Performance and resource guidelines
General statement on performance and resource tuning
The performance of a system depends on the entire system. For a real system, the application, its workload, and the Anjuna Nitro Runtime will all influence the performance.
This page focuses on Anjuna’s benchmarks of the Anjuna Nitro Runtime’s performance only, so you should also consider the application, workload, cloud environment including network configuration, and other related configuration when profiling your own system.
Performance expectations
Generally, performance overhead in AWS Nitro Enclaves is caused by the communication
with the enclave over the vsock
through the Anjuna Network and File Proxies,
as well as the encryption and decryption of memory within the enclave.
If an application fits in the enclave’s trusted RAM,
it can be faster than running outside of the enclave.
The more data that moves across the vsock
(network and file),
the higher the performance overhead.
This means that generally, CPU-bound applications perform better than IO-bound applications.
Testing recommendations
Anjuna recommends creating a test environment for a meaningful, apples-to-apples comparison between the enclave and the unprotected application.
If an unprotected application has access to 4 CPUs and 8 GB of memory, while an enclave only has access to 2 CPUs and 4 GB of memory, then the unprotected application is likely to outperform the enclave by having more resources. This comparison would not give you meaningful information about the performance overhead of running in an enclave.
Anjuna recommends this high-level list of considerations in your testing:
-
Same environment:
-
Container running on VM: run the same unprotected container with Docker (or another container engine like Podman). This ensures similar containerization overhead.
-
EKS: run the same unprotected container (Pod), ideally on the same Node in the same cluster using Node affinity.
-
Also ensure the same networking environment: region, availability zones, load balancer(s), DNS resolution, etc.
-
-
“Same” resources:
-
See Resource recommendations below for enclave and parent/launcher resource recommendations.
-
Container running on VM: use Docker options like
--memory
,--cpus
to limit the resources available to the unprotected container to match the enclave.-
Although you can limit the userspace memory and CPUs with these options, the container’s kernel is shared with the host instance, so it may be able to use more kernel memory than the corresponding enclave. So ideally, the instance size is also as close to these limits as possible.
-
-
EKS: when using the Anjuna Webhook, use the same specification file with the
nitro.k8s.anjuna.io/managed: yes
label. If not using the Webhook, ensure that the same limits and requests are set on the enclave Pod and the unprotected Pod.
-
-
Use automated testing and reporting, which can be easily run again for any application or environment changes.
-
Warm up caches outside the enclave, by running the test a few times before recording results.
-
If the application or configuration changes and you want to run a new test, run the test on both the enclave and the unprotected application again - cloud environments are dynamic and something may have changed (e.g. the VM was migrated to a different physical server by the CSP).
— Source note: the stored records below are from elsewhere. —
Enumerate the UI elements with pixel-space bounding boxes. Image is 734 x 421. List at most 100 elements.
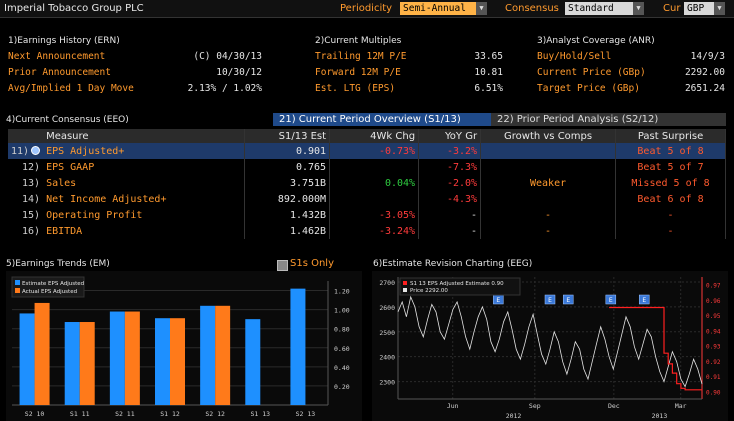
x-tick-label: S1 11: [70, 410, 90, 418]
y-left-tick-label: 2600: [379, 304, 395, 312]
kv-value: 10.81: [474, 67, 503, 78]
measure-cell[interactable]: Net Income Adjusted+: [43, 191, 246, 207]
earnings-trends-title[interactable]: 5)Earnings Trends (EM): [6, 259, 110, 269]
y-left-tick-label: 2700: [379, 279, 395, 287]
top-bar: [0, 0, 734, 18]
yoy-cell: -: [418, 207, 482, 223]
bar-estimate: [64, 322, 80, 405]
analyst-coverage-panel: Buy/Hold/Sell 14/9/3 Current Price (GBp) 2…: [537, 51, 725, 99]
yoy-cell: -7.3%: [418, 159, 482, 175]
tab-current-period[interactable]: 21) Current Period Overview (S1/13): [273, 113, 491, 126]
col-header-4wk-chg[interactable]: 4Wk Chg: [329, 129, 420, 143]
y-tick-label: 0.40: [334, 364, 350, 372]
estimate-revision-title[interactable]: 6)Estimate Revision Charting (EEG): [373, 259, 533, 269]
surprise-cell: Beat 5 of 8: [615, 143, 726, 159]
row-number-label: 16): [22, 225, 41, 237]
measure-cell[interactable]: Sales: [43, 175, 246, 191]
x-tick-label: S2 12: [205, 410, 225, 418]
x-tick-label: S1 13: [250, 410, 270, 418]
chevron-down-icon[interactable]: ▼: [633, 2, 644, 15]
consensus-dropdown[interactable]: Standard: [565, 2, 633, 15]
bar-actual: [79, 322, 95, 405]
kv-row: Est. LTG (EPS) 6.51%: [315, 83, 503, 99]
yoy-cell: -3.2%: [418, 143, 482, 159]
y-left-tick-label: 2400: [379, 354, 395, 362]
estimate-cell: 1.432B: [244, 207, 331, 223]
table-row[interactable]: 14) Net Income Adjusted+ 892.000M -4.3% Beat…: [8, 191, 726, 207]
table-row[interactable]: 11) EPS Adjusted+ 0.901 -0.73% -3.2% Beat 5 o…: [8, 143, 726, 159]
currency-dropdown[interactable]: GBP: [684, 2, 714, 15]
table-row[interactable]: 15) Operating Profit 1.432B -3.05% - - -: [8, 207, 726, 223]
col-header-measure[interactable]: Measure: [43, 129, 246, 143]
security-title: Imperial Tobacco Group PLC: [4, 3, 144, 14]
earnings-history-title[interactable]: 1)Earnings History (ERN): [8, 36, 120, 46]
col-header-yoy-gr[interactable]: YoY Gr: [418, 129, 482, 143]
event-marker-icon: [638, 294, 650, 305]
row-number: 16): [8, 223, 43, 239]
estimate-cell: 3.751B: [244, 175, 331, 191]
y-left-tick-label: 2300: [379, 379, 395, 387]
y-tick-label: 0.60: [334, 345, 350, 353]
y-left-tick-label: 2500: [379, 329, 395, 337]
measure-cell[interactable]: Operating Profit: [43, 207, 246, 223]
event-marker-label: E: [496, 297, 500, 304]
growth-cell: -: [480, 207, 617, 223]
y-right-tick-label: 0.94: [706, 328, 721, 335]
s1s-only-label[interactable]: S1s Only: [290, 258, 335, 269]
x-tick-label: S2 11: [115, 410, 135, 418]
measure-cell[interactable]: EPS Adjusted+: [43, 143, 246, 159]
table-row[interactable]: 12) EPS GAAP 0.765 -7.3% Beat 5 of 7: [8, 159, 726, 175]
bar-actual: [34, 302, 50, 405]
surprise-cell: Missed 5 of 8: [615, 175, 726, 191]
legend-label: Actual EPS Adjusted: [22, 289, 77, 295]
analyst-coverage-title[interactable]: 3)Analyst Coverage (ANR): [537, 36, 655, 46]
table-row[interactable]: 16) EBITDA 1.462B -3.24% - - -: [8, 223, 726, 239]
kv-value: 10/30/12: [216, 67, 262, 78]
kv-row: Target Price (GBp) 2651.24: [537, 83, 725, 99]
current-multiples-title[interactable]: 2)Current Multiples: [315, 36, 402, 46]
x-year-label: 2013: [652, 412, 668, 420]
measure-cell[interactable]: EPS GAAP: [43, 159, 246, 175]
y-tick-label: 1.00: [334, 307, 350, 315]
kv-row: Prior Announcement 10/30/12: [8, 67, 262, 83]
col-header-past-surprise[interactable]: Past Surprise: [615, 129, 726, 143]
col-header-growth-vs-comps[interactable]: Growth vs Comps: [480, 129, 617, 143]
radio-selected-icon[interactable]: [31, 146, 41, 155]
surprise-cell: -: [615, 223, 726, 239]
chg-cell: -3.24%: [329, 223, 420, 239]
event-marker-icon: [562, 294, 574, 305]
chevron-down-icon[interactable]: ▼: [714, 2, 725, 15]
measure-cell[interactable]: EBITDA: [43, 223, 246, 239]
bar-estimate: [290, 288, 306, 405]
kv-value: 2292.00: [684, 67, 725, 78]
kv-label: Target Price (GBp): [537, 83, 640, 94]
chg-cell: 0.04%: [329, 175, 420, 191]
growth-cell: -: [480, 223, 617, 239]
current-consensus-title[interactable]: 4)Current Consensus (EEO): [6, 115, 129, 125]
estimate-cell: 0.765: [244, 159, 331, 175]
num-col-header: [8, 129, 44, 143]
chevron-down-icon[interactable]: ▼: [476, 2, 487, 15]
checkbox-icon[interactable]: [277, 260, 288, 271]
row-number: 15): [8, 207, 43, 223]
kv-row: Trailing 12M P/E 33.65: [315, 51, 503, 67]
chg-cell: -3.05%: [329, 207, 420, 223]
table-header-row: Measure S1/13 Est 4Wk Chg YoY Gr Growth …: [8, 129, 726, 143]
event-marker-icon: [544, 294, 556, 305]
kv-row: Next Announcement (C) 04/30/13: [8, 51, 262, 67]
table-row[interactable]: 13) Sales 3.751B 0.04% -2.0% Weaker Missed 5 o…: [8, 175, 726, 191]
surprise-cell: -: [615, 207, 726, 223]
bar-actual: [215, 305, 231, 405]
consensus-table: Measure S1/13 Est 4Wk Chg YoY Gr Growth …: [8, 129, 726, 239]
col-header-est[interactable]: S1/13 Est: [244, 129, 331, 143]
legend-box: [11, 276, 85, 298]
legend-swatch: [403, 281, 407, 285]
tab-prior-period[interactable]: 22) Prior Period Analysis (S2/12): [491, 113, 726, 126]
chg-cell: [329, 159, 420, 175]
x-tick-label: S2 13: [296, 410, 316, 418]
row-number-label: 11): [11, 145, 30, 157]
bar-actual: [124, 311, 140, 405]
bar-estimate: [109, 311, 125, 405]
kv-value: 2.13% / 1.02%: [187, 83, 262, 94]
periodicity-dropdown[interactable]: Semi-Annual: [400, 2, 476, 15]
If you conduct performance testing and find that the performance overhead is unacceptable for your use case, contact support@anjuna.io for guidance.
Resource recommendations
Enclave size
CPU: same as unprotected application
Memory:
-
Minimum: same as the unprotected application
-
If the application has significant disk writes without persistent mounts (e.g. temp files), it will occupy enclave memory up to a maximum of 50% of enclave memory. So, add the total max size of those disk writes.
Parent instance (VM) or launcher Pod (EKS)
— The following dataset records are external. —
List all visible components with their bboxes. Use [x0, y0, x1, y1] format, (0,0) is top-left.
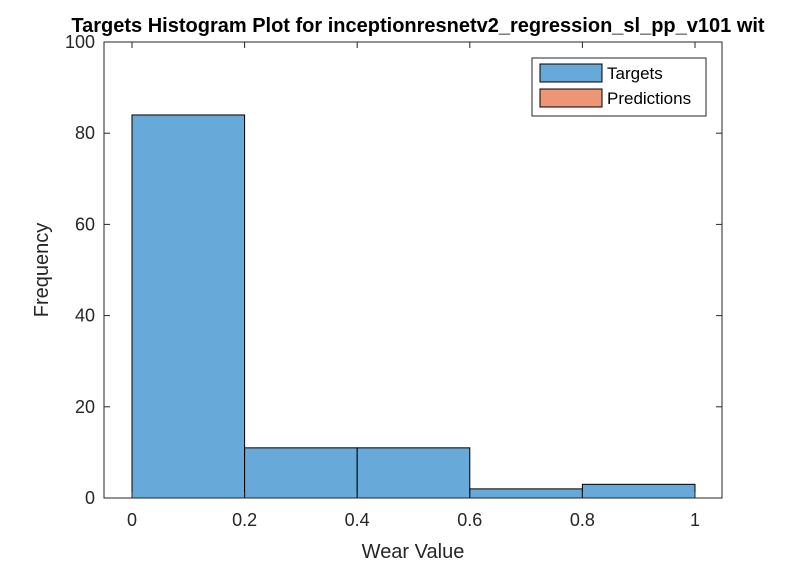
legend-swatch-predictions [539, 88, 603, 108]
y-axis-ticks: 0 20 40 60 80 100 [65, 32, 722, 508]
y-tick-label: 40 [75, 306, 95, 326]
bar-targets-2 [356, 447, 471, 499]
legend-label-targets: Targets [607, 64, 663, 83]
y-tick-label: 60 [75, 214, 95, 234]
bar-targets-0 [131, 114, 246, 499]
x-axis-ticks: 0 0.2 0.4 0.6 0.8 1 [127, 42, 700, 530]
x-tick-label: 0 [127, 510, 137, 530]
legend-swatch-targets [539, 63, 603, 83]
y-tick-label: 80 [75, 123, 95, 143]
bar-targets-3 [469, 488, 583, 499]
x-tick-label: 0.2 [232, 510, 257, 530]
bar-targets-1 [244, 447, 358, 499]
bar-targets-4 [581, 483, 696, 499]
x-tick-label: 0.6 [457, 510, 482, 530]
x-tick-label: 0.4 [345, 510, 370, 530]
bars-layer [131, 114, 696, 499]
y-axis-label: Frequency [31, 223, 53, 318]
plot-area-frame [103, 41, 723, 499]
y-tick-label: 100 [65, 32, 95, 52]
legend-label-predictions: Predictions [607, 89, 691, 108]
x-axis-label: Wear Value [362, 541, 465, 563]
x-tick-label: 0.8 [570, 510, 595, 530]
chart-title: Targets Histogram Plot for inceptionresn… [71, 15, 765, 37]
y-tick-label: 0 [85, 488, 95, 508]
x-tick-label: 1 [690, 510, 700, 530]
legend: Targets Predictions [531, 57, 707, 117]
y-tick-label: 20 [75, 397, 95, 417]
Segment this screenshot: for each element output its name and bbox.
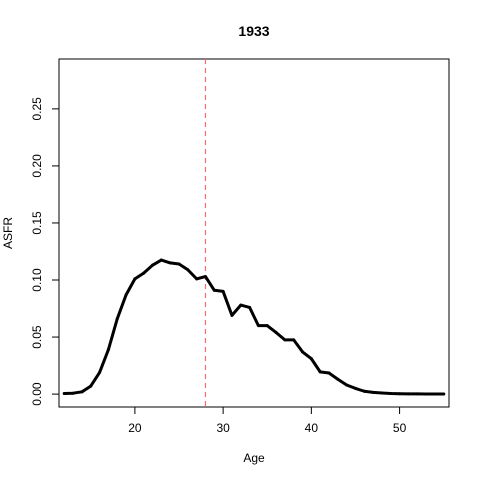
- chart-title: 1933: [238, 23, 269, 39]
- data-point: [292, 338, 296, 342]
- data-point: [327, 371, 331, 375]
- data-point: [195, 277, 199, 281]
- data-point: [98, 370, 102, 374]
- data-point: [203, 275, 207, 279]
- data-point: [177, 262, 181, 266]
- x-tick-label: 40: [305, 421, 319, 435]
- data-point: [256, 324, 260, 328]
- data-point: [442, 392, 446, 396]
- data-point: [309, 357, 313, 361]
- data-point: [424, 392, 428, 396]
- data-point: [318, 370, 322, 374]
- data-point: [71, 391, 75, 395]
- data-point: [380, 391, 384, 395]
- data-point: [186, 268, 190, 272]
- x-axis-label: Age: [243, 451, 265, 465]
- data-point: [89, 384, 93, 388]
- y-tick-label: 0.20: [30, 154, 44, 178]
- data-point: [371, 390, 375, 394]
- data-point: [142, 271, 146, 275]
- y-tick-label: 0.25: [30, 97, 44, 121]
- y-tick-label: 0.05: [30, 325, 44, 349]
- y-tick-label: 0.00: [30, 382, 44, 406]
- data-point: [124, 293, 128, 297]
- data-point: [336, 377, 340, 381]
- data-point: [212, 288, 216, 292]
- series-line: [62, 258, 446, 396]
- data-point: [362, 389, 366, 393]
- data-point: [433, 392, 437, 396]
- data-point: [115, 317, 119, 321]
- data-point: [283, 338, 287, 342]
- data-point: [62, 392, 66, 396]
- data-point: [221, 289, 225, 293]
- y-axis-label: ASFR: [1, 217, 15, 249]
- y-axis: 0.00 0.05 0.10 0.15 0.20 0.25: [30, 97, 60, 406]
- data-point: [159, 258, 163, 262]
- x-tick-label: 30: [216, 421, 230, 435]
- data-point: [415, 392, 419, 396]
- data-point: [151, 263, 155, 267]
- x-tick-label: 50: [393, 421, 407, 435]
- data-point: [345, 383, 349, 387]
- data-point: [248, 305, 252, 309]
- data-point: [406, 392, 410, 396]
- data-point: [389, 392, 393, 396]
- data-point: [301, 350, 305, 354]
- data-point: [168, 261, 172, 265]
- data-point: [230, 313, 234, 317]
- y-tick-label: 0.10: [30, 268, 44, 292]
- y-tick-label: 0.15: [30, 211, 44, 235]
- data-point: [133, 277, 137, 281]
- data-point: [106, 348, 110, 352]
- data-point: [398, 392, 402, 396]
- plot-frame: [58, 58, 450, 408]
- data-point: [274, 330, 278, 334]
- data-point: [353, 386, 357, 390]
- series-layer: [62, 258, 446, 396]
- x-tick-label: 20: [128, 421, 142, 435]
- data-point: [265, 324, 269, 328]
- x-axis: 20 30 40 50: [128, 406, 407, 435]
- data-point: [239, 303, 243, 307]
- data-point: [80, 390, 84, 394]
When you start an AWS Nitro Enclave, the resources for the enclave are subtracted from the parent instance.
For example:
-
Start with a parent instance with no enclaves, 8 CPUs, and 16 GB memory
-
Create an AWS Nitro Enclave with 2 CPUs and 4 GB memory
-
The parent instance is now left with 6 CPUs and 12 GB memory
Recommendations:
-
CPU for the parent: 50% of the enclave’s CPUs
-
Memory for the parent: 1 GB per enclave
Following is an example for running one enclave with 4 CPUs and 8 GB memory. Anjuna recommends that the parent instance, after subtracting the enclave resources, should be left with at least 2 CPUs and 1 GB memory. Therefore, the total original instance size should be at least 6 CPUs and 9 GB memory.
Resource | Enclave | Parent (once enclave has started) | Total |
---|---|---|---|
CPU |
4 |
2 (50% of 4) |
6 |
Memory |
8 |
1 |
9 |
Increasing resources to improve performance
With equal resources, you may see some performance degradation, especially for IO-heavy applications (see Performance expectations above).
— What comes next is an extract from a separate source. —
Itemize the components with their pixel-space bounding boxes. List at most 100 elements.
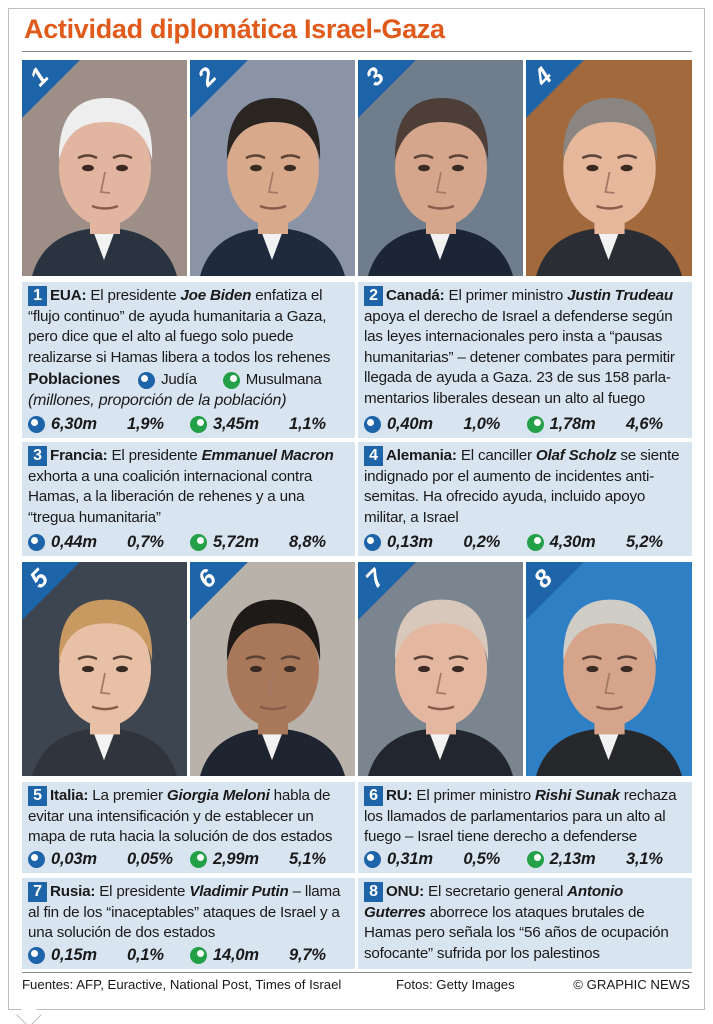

To reach equivalent performance, you can increase the resources available to the enclave (CPU and memory). By adding more resources, you can achieve the security of the enclave at the same performance levels as a (less-resourced) unprotected application.
Generally, increasing resources available to the parent instance or launcher Pod will not significantly impact performance. Test in your own environment to confirm.